8. A stand-alone unitary parts accumulator/conveyor assembly comprising (a) a generally linear conveyor and a conveyor motor to drive the conveyor; (b) a parts accumulator for capturing the parts transported by the conveyor; (c) a reversible bracket mounting the conveyor, the bracket comprising: (1) a plate for mounting the bracket, (2) an support attached to the plate at an angle, the support including a first surface and a second surface generally opposite and spaced from the first surface (3) a conveyor cradle attached to either the first support surface or the second support surface, (d) wherein the first surface includes a first feature sized and shaped to cooperate with a fastener to position the cradle in a first position, parallel to, and facing away from, the first surface, and the second surface includes a second feature sized and shaped to cooperate with a fastener to position the cradle in a second position, parallel to, and facing away from, the second surface, whereby the cradle may be fastened either to the first surface in the first position or to the second surface in the second position.

9. The parts accumulator conveyor assembly of claim 8 in which the parts accumulator comprises a rotary table comprising a spiral barrier guide defining a path from an outer region of the table to an inner region of the table; and the accumulator comprises, (a) a motor connected to rotate the rotary table; (b) an adjustable controller connected to the motor to control rotation of the table.

10. The parts accumulator conveyor assembly of claim 9 in which the conveyor has a width of between 2 inches and 8 inches.

11. A stand-alone unitary parts accumulator/conveyor assembly comprising (a) a generally linear conveyor and a conveyor motor to drive the conveyor; (b) a parts accumulator for capturing the parts transported by the conveyor; a motor mounted to drive the conveyor, the conveyor having a width between 2 inches and 8 inches.

12. The conveyor of claim 11 in which the amount of dead space on each side of the conveyor is 1 inch or less.

13. The conveyor or claim 11 in which the ratio of the dead space to the conveyor belt width is greater than 8 inches.

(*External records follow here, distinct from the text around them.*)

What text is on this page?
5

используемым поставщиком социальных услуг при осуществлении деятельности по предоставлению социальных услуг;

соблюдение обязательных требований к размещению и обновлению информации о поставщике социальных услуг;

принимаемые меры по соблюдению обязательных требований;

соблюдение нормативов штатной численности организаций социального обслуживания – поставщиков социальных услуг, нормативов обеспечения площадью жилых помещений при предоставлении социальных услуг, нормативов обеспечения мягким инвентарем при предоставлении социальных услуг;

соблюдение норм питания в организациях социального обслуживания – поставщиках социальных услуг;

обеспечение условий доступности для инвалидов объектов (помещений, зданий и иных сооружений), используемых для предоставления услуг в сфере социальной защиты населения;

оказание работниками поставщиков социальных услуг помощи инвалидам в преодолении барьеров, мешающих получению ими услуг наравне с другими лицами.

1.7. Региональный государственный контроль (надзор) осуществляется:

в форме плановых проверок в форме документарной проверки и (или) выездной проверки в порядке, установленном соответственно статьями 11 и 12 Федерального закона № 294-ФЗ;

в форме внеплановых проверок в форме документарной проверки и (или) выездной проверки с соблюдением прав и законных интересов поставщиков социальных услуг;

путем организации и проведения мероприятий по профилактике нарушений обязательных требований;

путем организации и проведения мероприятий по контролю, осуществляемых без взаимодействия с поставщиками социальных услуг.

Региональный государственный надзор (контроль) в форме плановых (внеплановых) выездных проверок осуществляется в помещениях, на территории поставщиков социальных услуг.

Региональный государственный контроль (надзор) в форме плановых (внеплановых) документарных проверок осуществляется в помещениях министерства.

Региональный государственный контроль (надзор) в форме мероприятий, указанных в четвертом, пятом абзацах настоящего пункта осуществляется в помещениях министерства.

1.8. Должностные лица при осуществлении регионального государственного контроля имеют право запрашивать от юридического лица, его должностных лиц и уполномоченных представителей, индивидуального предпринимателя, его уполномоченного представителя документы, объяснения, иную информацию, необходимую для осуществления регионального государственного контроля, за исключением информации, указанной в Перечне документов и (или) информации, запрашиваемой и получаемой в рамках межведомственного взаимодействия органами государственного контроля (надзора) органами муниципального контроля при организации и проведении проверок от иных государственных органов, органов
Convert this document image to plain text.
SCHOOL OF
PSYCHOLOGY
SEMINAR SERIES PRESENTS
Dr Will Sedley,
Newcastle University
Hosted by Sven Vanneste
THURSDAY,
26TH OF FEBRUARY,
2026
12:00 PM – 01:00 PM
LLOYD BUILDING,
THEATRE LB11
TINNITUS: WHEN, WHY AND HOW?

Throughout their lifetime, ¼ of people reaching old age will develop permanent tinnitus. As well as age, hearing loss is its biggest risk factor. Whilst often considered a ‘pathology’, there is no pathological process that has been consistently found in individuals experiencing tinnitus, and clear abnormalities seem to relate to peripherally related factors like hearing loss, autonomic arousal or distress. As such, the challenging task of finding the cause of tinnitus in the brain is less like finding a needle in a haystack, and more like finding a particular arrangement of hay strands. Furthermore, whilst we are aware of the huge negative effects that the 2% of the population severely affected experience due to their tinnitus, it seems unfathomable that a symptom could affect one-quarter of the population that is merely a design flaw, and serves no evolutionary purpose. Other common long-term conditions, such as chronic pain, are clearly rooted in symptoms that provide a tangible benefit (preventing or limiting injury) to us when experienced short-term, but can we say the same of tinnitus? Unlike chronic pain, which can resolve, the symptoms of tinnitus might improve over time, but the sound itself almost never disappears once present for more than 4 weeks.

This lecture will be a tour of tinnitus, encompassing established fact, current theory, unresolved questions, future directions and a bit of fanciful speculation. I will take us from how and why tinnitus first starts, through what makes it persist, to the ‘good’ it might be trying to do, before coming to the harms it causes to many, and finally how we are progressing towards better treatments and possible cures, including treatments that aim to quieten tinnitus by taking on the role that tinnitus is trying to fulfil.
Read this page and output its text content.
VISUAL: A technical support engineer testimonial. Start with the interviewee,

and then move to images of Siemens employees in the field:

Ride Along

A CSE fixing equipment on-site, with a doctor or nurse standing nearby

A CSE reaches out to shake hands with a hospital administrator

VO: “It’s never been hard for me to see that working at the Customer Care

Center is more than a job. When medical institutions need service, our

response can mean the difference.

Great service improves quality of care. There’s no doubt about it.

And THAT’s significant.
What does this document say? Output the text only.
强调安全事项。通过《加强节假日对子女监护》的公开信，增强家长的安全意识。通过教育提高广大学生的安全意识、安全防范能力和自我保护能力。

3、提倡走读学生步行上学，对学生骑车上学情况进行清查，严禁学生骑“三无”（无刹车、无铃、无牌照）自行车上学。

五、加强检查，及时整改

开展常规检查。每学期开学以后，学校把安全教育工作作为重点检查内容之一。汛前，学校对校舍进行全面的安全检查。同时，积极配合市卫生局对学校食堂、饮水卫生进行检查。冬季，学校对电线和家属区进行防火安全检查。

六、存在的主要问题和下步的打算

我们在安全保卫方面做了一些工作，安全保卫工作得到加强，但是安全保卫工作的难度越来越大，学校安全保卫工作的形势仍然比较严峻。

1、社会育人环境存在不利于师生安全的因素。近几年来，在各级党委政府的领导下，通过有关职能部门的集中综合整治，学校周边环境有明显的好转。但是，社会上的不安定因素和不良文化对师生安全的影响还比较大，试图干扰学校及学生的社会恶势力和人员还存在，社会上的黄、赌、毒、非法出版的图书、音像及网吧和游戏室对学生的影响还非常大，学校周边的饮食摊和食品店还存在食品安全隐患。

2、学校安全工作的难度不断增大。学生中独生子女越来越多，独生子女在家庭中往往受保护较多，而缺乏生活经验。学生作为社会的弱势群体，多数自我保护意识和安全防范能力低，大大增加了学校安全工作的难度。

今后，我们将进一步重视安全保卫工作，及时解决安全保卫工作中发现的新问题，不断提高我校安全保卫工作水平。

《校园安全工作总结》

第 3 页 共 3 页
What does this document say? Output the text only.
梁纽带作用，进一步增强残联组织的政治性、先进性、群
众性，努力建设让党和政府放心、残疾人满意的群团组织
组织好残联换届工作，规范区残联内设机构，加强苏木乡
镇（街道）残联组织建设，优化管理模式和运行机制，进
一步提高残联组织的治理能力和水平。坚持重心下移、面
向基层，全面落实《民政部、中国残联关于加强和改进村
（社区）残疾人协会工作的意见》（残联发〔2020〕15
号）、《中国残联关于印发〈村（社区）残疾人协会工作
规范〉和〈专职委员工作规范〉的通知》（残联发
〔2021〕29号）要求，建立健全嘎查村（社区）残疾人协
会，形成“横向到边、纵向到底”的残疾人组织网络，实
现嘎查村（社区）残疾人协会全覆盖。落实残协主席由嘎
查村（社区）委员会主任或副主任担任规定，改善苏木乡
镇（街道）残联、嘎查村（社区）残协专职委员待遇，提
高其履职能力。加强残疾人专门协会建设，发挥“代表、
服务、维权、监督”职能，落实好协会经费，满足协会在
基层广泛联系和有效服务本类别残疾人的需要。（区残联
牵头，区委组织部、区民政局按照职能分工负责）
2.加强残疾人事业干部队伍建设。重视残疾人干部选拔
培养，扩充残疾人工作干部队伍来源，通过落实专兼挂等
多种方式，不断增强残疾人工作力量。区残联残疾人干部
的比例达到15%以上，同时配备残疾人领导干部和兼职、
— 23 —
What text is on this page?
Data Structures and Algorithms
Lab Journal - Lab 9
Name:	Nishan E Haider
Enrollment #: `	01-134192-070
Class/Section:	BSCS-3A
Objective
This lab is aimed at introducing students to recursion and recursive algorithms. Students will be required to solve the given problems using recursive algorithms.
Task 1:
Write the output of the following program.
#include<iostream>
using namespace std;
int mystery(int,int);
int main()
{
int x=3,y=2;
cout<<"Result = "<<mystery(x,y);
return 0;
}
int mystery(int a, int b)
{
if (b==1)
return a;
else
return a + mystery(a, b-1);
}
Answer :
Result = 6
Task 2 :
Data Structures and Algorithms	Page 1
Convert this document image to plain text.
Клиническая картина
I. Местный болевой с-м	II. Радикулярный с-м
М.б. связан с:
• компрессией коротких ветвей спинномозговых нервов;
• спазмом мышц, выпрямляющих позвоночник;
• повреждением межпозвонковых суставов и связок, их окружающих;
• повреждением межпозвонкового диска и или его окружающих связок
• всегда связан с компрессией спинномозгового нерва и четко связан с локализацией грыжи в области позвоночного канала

14. A stand-alone unitary parts accumulator/conveyor assembly comprising (a) a generally linear conveyor and a conveyor motor to drive the conveyor; (b) a parts accumulator for capturing the parts transported by the conveyor; (c) a motor mounted to drive the conveyor, the motor being positioned substantially within the footprint of the conveyor.

15. The parts accumulator conveyor assembly of claim 14 in which the conveyor belt width is less than 8 inches.